Monday, February 23, 2009

C. S. Lewis Parlor Games

C. S. Lewis remembered everything he read.
Sometimes in his rooms at Oxford, Lewis would play a parlor game, asking a visitor to pull any book out of his extensive library and read aloud a few lines. Lewis would then proceed to quote the rest of the poetry or prose verbatim for pages. For instance, Kenneth Tynan, who became a well-known English dramatist and critic, told of an encounter with Lewis during a tutorial at Oxford. Tynan said, "He had the most astonishing memory of any man I have ever known. In conversation I might have said to him, 'I read a marvelous medieval poem this morning and I particularly liked this line.' I would then quote the line. Lewis would usually go on to quote the rest of the page. It was astonishing.

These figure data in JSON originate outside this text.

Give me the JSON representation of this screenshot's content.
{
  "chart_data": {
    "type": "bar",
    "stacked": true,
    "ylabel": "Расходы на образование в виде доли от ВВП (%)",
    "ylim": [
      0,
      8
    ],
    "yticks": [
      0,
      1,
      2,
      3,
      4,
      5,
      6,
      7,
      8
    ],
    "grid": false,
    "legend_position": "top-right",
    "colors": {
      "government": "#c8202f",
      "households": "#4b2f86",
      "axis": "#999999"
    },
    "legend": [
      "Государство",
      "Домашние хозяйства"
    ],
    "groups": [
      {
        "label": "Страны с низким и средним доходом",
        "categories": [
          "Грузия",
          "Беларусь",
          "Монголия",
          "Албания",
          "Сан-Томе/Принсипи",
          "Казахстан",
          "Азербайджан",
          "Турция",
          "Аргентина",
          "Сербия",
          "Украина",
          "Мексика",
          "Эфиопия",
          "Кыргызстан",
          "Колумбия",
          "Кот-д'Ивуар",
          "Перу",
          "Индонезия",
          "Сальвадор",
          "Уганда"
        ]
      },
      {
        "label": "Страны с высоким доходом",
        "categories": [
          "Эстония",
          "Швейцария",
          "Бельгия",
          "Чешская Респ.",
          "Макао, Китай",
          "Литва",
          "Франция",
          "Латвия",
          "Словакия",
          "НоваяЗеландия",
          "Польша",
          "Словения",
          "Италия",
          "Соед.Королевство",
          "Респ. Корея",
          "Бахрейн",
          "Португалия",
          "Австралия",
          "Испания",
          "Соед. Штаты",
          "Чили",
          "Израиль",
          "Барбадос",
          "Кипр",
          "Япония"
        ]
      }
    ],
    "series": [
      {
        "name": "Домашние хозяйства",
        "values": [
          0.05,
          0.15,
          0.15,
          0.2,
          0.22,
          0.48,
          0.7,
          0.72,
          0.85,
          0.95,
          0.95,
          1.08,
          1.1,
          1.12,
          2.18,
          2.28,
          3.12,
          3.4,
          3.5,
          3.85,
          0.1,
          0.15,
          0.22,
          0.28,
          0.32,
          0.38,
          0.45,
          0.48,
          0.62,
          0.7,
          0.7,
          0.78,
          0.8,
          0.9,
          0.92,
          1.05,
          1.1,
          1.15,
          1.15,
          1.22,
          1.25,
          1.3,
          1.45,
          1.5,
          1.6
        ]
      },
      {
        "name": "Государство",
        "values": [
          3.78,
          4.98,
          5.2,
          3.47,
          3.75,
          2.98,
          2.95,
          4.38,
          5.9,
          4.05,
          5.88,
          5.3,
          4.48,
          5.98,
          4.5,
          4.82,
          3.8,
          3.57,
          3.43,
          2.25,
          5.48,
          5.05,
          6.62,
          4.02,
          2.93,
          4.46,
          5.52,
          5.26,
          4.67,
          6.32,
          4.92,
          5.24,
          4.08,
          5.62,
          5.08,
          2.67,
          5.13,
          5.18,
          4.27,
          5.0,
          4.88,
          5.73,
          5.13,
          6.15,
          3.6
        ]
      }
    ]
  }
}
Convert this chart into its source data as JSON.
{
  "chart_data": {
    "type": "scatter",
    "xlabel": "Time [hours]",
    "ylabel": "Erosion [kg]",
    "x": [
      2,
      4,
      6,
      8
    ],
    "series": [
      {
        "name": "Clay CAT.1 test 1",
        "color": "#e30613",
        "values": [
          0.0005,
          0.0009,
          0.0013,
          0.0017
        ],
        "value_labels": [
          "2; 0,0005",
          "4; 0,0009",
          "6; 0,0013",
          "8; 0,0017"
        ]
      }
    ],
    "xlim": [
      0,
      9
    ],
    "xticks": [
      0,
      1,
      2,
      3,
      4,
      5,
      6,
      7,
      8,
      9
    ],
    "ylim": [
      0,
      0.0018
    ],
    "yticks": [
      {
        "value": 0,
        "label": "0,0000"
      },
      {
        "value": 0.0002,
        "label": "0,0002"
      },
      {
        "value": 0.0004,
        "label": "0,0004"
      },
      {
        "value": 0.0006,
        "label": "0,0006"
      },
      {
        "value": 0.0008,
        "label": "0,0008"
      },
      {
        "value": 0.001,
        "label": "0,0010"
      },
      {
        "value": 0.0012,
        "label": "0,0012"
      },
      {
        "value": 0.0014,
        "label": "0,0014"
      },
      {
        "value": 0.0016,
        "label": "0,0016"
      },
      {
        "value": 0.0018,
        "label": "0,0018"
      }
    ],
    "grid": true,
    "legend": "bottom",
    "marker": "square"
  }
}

"Once when I was invited to his rooms after dinner for a glass of beer, he played a game. He directed, 'Give me a number from one to forty.' I said 'Thirty.' He acknowledged, 'Right, go to the thirtieth shelf in my library.' Then he said, 'Give me another number from one to twenty.' I answered 'fourteen.' He continued, 'Right. Get the fourteenth book off the shelf. Now let's have a number from one to one hundred.' I said 'Forty-six.' 'Now turn to page forty-six. Pick a number from one to twenty-five for the line of the page.' I said, 'Six.' So, he would say, 'read me that line.' He could always identify it -- not only by identifying the book, but he was also usually able to quote the rest of the page. This is a gift. This is something you cannot learn. It was remarkable."
From C. S. Lewis's Case for Christ by Art Lindsley.